Considering of the cell fusion process could be concluded as two steps: closefitting contact between target parental cell pairs and sufficient energy supply for energy barrier on plasma membrane breakdown. An initial validation on feasibility of viscous stress-induced cell fusion was performed in viscosity microsensor with suspending membrane. The analytical model of elasticity microstructure was designed to convert the biosample viscosity into displacement by fluid shear stress, which was then validated by simulations and experiments implemented with general liquid types for calibration. The available shear stress in microchannel was substituted into simplified strain energy on floating cell with general dimension, which prove the sufficient energy from hydrodynamic viscous force over first energy barrier of plasma membrane.

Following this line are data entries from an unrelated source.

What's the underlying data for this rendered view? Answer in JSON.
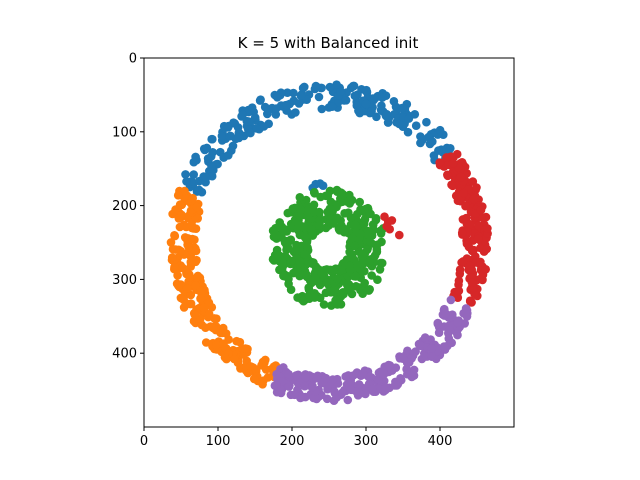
{
  "chart_data": {
    "type": "scatter",
    "title": "K = 5 with Balanced init",
    "xlabel": "",
    "ylabel": "",
    "xlim": [
      0,
      500
    ],
    "ylim": [
      500,
      0
    ],
    "y_inverted": true,
    "xticks": [
      0,
      100,
      200,
      300,
      400
    ],
    "yticks": [
      0,
      100,
      200,
      300,
      400
    ],
    "grid": false,
    "legend": "none",
    "point_count_note_absent": true,
    "series": [
      {
        "color": "#1f77b4",
        "ring": "outer",
        "center": [
          250,
          250
        ],
        "radius_range": [
          180,
          215
        ],
        "angle_range_deg": [
          -160,
          -35
        ],
        "count": 230,
        "extra_points": [
          [
            232,
            171
          ],
          [
            238,
            170
          ],
          [
            228,
            176
          ],
          [
            242,
            173
          ]
        ]
      },
      {
        "color": "#ff7f0e",
        "ring": "outer",
        "center": [
          250,
          250
        ],
        "radius_range": [
          180,
          215
        ],
        "angle_range_deg": [
          112,
          200
        ],
        "count": 230
      },
      {
        "color": "#2ca02c",
        "ring": "inner",
        "center": [
          250,
          258
        ],
        "radius_range": [
          28,
          80
        ],
        "angle_range_deg": [
          -180,
          180
        ],
        "count": 420
      },
      {
        "color": "#d62728",
        "ring": "outer",
        "center": [
          250,
          250
        ],
        "radius_range": [
          180,
          215
        ],
        "angle_range_deg": [
          -36,
          24
        ],
        "count": 180,
        "extra_points": [
          [
            325,
            215
          ],
          [
            330,
            222
          ],
          [
            328,
            228
          ],
          [
            335,
            220
          ],
          [
            332,
            232
          ],
          [
            345,
            240
          ]
        ]
      },
      {
        "color": "#9467bd",
        "ring": "outer",
        "center": [
          250,
          250
        ],
        "radius_range": [
          180,
          215
        ],
        "angle_range_deg": [
          25,
          112
        ],
        "count": 240
      }
    ]
  }
}
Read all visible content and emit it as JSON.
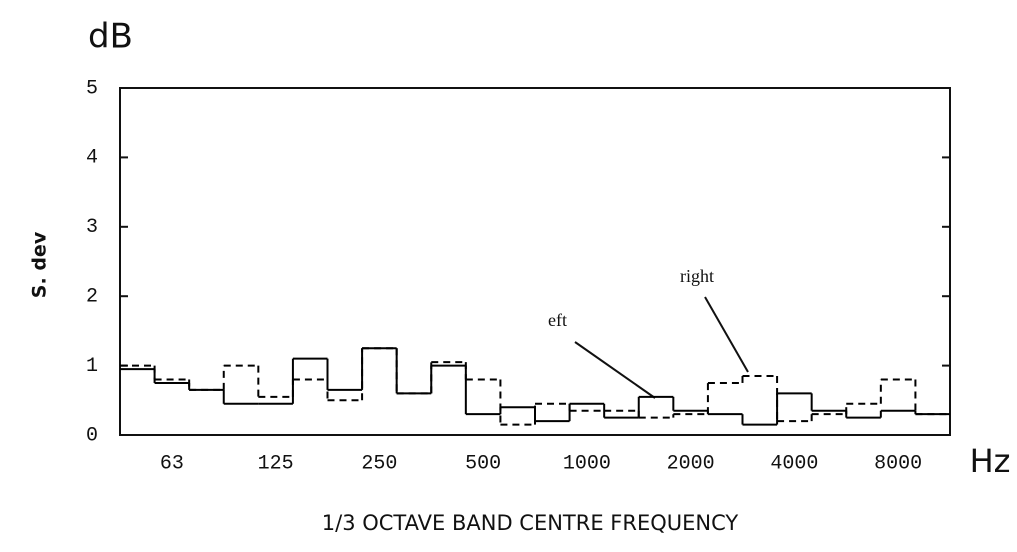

With the mechanical method feasibility, an integrated cell fusion microsystem was developed in microfluidics, consisting of the functionality of precise cell pairing, mechanical cell fusion and DLD-based isolation of process products. The critical microchamber structures constitute a high-throughput array, which was designed and optimized following the Darcy-Weisbach Equation for passive hydrodynamic cell capture and pairing. A novel strain energy model for cell extreme deformation in microchamber bypass was proposed and verified towards to membrane energy barrier. Homotypic and heterotypic cell pairs were attempted in fusion process also analyzed in biophysical behaviors and biological components.

Fused cell products could represent peculiar expression or behavior than parents, where the absolvent immune response for fused cancer cells could be interpreted. In consequence, a microfluidic co-culturing immunoassay was established for in-vitro profiling cytokine secretion of immune activities. The stimulus cells and immune cells were cocultured on topographic substrate and extracted cytokine samples profiled the dynamic balance in intercellular communications sptiotemporally. The amplification of cytokine detection sensitivity had validated the feasibility of fused cell immunophenotyping as in-vitro model for future biomedical applications.

Comparing with the traditional methods, we have proposed an integrated sample-sparing microfluidic system for sptiotemporal biophysical/biochemical sensing of bio-sample and artificial cell fusion process contribute to underlying phenotyping and downstream therapy in this thesis, which holds great prospect in practical applications of precise clinical diagnosis and biomedical research for disease cognition.